Un chanteur ou une chanteuse lyrique ne dit pas ma voix mais la voix. D’un chanteur ou d’une chanteuse lyrique on ne dit pas que sa voix est belle, mais que la voix est belle. La voix qu’ils travaillent et laissent venir est toujours unique, d’un corps à l’autre, d’un jour à l’autre. Mais elle n’est jamais possédée. À la voix qui se prête à leurs corps, ils prêtent leurs noms. Ni critiques et techniques encore moins, ces portraits cherchent les mondes, les figures et les couleurs qu’apporte avec elle chaque voix, ils proposent les mots pour répondre à la voix.
C’est une fleur qui pleure au milieu de la nuit.
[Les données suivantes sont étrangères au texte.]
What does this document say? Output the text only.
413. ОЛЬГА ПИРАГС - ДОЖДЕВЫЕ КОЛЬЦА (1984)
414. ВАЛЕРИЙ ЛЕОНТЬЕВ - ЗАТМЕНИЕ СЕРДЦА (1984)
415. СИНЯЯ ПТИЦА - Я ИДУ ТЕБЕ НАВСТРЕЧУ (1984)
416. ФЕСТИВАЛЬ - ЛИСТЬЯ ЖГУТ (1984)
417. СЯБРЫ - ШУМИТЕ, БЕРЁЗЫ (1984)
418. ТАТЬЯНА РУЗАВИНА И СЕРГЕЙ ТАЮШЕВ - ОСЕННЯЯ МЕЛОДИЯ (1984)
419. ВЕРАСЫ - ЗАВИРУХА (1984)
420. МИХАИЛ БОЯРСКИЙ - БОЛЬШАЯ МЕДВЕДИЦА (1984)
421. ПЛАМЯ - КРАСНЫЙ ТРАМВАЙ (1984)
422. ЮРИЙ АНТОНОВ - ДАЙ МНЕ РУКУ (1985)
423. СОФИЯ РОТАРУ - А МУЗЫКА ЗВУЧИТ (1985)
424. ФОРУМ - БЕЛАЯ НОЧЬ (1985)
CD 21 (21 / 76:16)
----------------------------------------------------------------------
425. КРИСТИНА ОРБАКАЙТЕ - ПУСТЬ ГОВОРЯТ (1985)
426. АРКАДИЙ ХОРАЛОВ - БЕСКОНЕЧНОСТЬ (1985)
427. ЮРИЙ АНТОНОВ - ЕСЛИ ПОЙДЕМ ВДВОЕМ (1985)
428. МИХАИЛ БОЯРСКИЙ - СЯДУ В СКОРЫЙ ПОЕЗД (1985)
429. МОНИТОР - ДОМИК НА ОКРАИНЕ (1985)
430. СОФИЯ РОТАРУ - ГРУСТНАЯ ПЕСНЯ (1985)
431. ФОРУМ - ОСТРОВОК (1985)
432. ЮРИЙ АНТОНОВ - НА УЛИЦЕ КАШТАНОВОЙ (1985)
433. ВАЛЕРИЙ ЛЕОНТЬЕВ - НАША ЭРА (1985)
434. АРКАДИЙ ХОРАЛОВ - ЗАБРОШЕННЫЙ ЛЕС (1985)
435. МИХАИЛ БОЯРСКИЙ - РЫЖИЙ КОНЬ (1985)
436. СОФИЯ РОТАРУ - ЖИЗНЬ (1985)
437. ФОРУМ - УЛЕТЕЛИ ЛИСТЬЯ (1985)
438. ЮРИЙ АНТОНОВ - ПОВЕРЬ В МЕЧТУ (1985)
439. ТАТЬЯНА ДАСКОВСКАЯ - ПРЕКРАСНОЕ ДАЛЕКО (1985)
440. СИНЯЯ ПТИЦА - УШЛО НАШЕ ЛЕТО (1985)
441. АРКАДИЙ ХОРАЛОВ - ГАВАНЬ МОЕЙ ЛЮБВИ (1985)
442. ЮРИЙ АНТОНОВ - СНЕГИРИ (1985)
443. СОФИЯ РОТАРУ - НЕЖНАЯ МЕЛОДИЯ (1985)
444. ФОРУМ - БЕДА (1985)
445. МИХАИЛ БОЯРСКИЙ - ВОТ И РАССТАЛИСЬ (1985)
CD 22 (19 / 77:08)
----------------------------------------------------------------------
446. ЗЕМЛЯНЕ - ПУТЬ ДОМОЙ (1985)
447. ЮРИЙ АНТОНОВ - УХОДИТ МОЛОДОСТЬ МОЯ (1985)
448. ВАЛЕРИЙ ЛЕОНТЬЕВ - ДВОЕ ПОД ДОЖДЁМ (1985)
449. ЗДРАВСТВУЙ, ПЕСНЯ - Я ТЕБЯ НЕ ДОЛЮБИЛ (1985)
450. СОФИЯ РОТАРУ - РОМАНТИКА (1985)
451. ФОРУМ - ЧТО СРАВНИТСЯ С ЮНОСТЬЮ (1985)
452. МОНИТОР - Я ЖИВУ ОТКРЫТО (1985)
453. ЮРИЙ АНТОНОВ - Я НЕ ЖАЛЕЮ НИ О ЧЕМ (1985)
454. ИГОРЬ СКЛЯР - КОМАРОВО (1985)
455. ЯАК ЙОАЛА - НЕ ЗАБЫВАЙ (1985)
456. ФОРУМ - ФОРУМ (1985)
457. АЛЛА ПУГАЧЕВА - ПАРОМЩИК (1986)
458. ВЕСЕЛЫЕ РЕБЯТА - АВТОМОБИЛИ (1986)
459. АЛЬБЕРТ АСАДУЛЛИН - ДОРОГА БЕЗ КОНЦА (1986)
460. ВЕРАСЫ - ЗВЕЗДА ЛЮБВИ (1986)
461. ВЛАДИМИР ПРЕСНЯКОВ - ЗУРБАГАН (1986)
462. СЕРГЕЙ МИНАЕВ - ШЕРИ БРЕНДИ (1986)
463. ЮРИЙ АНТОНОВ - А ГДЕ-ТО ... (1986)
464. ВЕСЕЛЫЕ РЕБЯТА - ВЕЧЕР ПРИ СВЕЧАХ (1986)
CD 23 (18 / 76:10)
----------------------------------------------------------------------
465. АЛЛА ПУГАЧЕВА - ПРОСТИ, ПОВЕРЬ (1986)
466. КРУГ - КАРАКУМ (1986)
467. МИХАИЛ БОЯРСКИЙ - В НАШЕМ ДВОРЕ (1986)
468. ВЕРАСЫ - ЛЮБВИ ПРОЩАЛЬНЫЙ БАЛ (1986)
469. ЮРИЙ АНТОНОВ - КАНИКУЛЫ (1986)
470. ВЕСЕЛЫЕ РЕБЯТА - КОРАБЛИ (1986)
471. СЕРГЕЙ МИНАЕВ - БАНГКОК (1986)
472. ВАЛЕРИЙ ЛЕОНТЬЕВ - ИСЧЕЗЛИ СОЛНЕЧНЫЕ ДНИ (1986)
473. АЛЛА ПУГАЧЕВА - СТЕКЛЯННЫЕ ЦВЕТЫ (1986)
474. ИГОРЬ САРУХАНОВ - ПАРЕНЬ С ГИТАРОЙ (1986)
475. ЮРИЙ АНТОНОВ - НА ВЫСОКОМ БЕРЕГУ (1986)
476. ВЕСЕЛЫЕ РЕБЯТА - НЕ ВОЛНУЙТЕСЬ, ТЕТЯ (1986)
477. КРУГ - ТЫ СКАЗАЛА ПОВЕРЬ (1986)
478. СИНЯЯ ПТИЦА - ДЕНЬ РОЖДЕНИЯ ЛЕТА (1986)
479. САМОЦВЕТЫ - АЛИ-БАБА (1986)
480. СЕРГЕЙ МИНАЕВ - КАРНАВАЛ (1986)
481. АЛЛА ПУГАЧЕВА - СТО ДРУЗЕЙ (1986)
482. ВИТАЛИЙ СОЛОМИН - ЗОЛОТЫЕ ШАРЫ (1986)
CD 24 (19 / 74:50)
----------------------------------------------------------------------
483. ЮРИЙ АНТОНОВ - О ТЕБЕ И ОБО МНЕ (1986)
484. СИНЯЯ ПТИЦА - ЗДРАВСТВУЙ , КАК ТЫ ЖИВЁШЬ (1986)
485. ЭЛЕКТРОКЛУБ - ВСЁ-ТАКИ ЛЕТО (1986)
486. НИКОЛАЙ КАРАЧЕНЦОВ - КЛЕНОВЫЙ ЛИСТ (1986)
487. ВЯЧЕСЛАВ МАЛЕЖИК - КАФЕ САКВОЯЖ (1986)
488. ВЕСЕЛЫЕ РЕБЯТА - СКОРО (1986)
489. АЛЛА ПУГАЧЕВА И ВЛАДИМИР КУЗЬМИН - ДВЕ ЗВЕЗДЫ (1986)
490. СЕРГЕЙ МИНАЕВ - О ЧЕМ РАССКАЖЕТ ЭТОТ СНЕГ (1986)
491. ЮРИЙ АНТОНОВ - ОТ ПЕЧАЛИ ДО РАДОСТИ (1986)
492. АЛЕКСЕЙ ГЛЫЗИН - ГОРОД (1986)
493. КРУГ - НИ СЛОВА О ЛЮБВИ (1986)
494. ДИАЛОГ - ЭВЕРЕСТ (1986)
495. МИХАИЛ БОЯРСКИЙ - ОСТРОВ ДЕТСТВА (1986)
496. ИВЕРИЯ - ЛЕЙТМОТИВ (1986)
Et la fleur, en pleurant, ouvre les yeux la nuit.
Un vitrail de noir ajouré, dans la voix, thésaurise le jour, dans la voix de Philippe Chevalier, ténor.
Sur un récamier doré, une femme voltige avec des cheveux blonds, une robe en lamé et des hanches modernes. Ou bien sur un brocart d’or et de vert.
Une rose s’étire, une rose s’écrie qu’elle veut toucher le ciel.
L’été plonge dans la mer, quand on nage profond poursuivi par le soleil. Le jour fait des surprises, une anémone rit.
Autour d’un aigle planant, une licorne, pommettes hautes, suit un ruisseau de menthe poivrée, serpente entre les nuages sculptés – la licorne est un léopard aux yeux de perle et d’émeraude.
Voix roi du ciel, nuit aux yeux clairs, voix soleil passe-muraille des remparts de la forteresse de la Merveilleuse Garde.
Achille, vierge encore, en habit de guerrier, colère sous la tente, deuil d’Iliade c’est la guerre, il sanglote, déchirement d’âme, pense à l’amant, voix baiser de guerrier, voix de la Merveilleuse Garde, Lancelot combat pour la Reine.
Une main effleure la joue, dessine le contour d’un visage, pèse en secret sur la peau.
Ailleurs Hercule brûle, Déjanire s’est vengée, voix tunique brûlante sur le corps ambré d’Héraclès, voix tunique de rose pour la peau d’Héraclès.
La douceur de Lancelot, dans la voix, et le rire de Gauvain, dans la voix de Philippe Chevalier, ténor ; ils cheminent, dit le conte, rencontrent des demoiselles, dans les clairières, ce sont des fées.
Dans une autre forêt, près d’un palais de marbre, les pins couleur d’amandier ont pris avec la voix l’odeur de la lumière. Il fait jour comme le soir.
Ce sont des fées éperdues de désir.
Et demain une rose ébouriffe ses pétales dans le cœur du soleil.
Beethoven, « An die ferne geliebte »
Piano : Geun-Haeng Cho
Mozart, « Tradito, schernito », cavatina, Cosi Fan tutte
Piano : Geun-Haeng Cho
Philippe Chevalier a mené ses études de chant auprès de professeurs particuliers et prend aujourd’hui des cours avec Véronique Hazan. Il a commencé la scène lyrique dans Trouble in Tahiti de Leonard Bernstein et des opérettes. Il s’est aussi intéressé à la musique a capella de la renaissance et a été ténor soliste dans le Requiem de Schumann, les Litanies de Venerabili altaris sacaramento (Mozart) et la Messe en sol de Schubert. Il chante régulièrement avec le chœur d’Opéra en Plein Air, le chœur Les Siècles dirigé par François-Xavier Roth, le chœur de l’Opéra de Toulon. Il chante aussi Don Octavio dans Don Giovanni de Mozart, Pâris dans La Belle Hélène, Orphée dans Orphée aux Enfers d’Offenbach, Fenton dans Falstaff de Verdi, Ferrando dans Cosi fan tutte de Mozart, et sous la direction d’Alexandre Myrat, Tamino de La Flûte enchantée.
En 2018, Philippe Chevalier s’est produit en récital dans des lieders et duos romantiques ; il a interprété la partie soliste du Psaume 95 de Mendelssohn et un extrait du Stabat Mater de Rossini au Temple de Saint-Germain en Laye ; il a repris le rôle de Ferrando dans Cosi fan tutte. En 2019, il chantera les chœurs de La Bohème avec le Renouveau Lyrique et sera don José dans Carmen.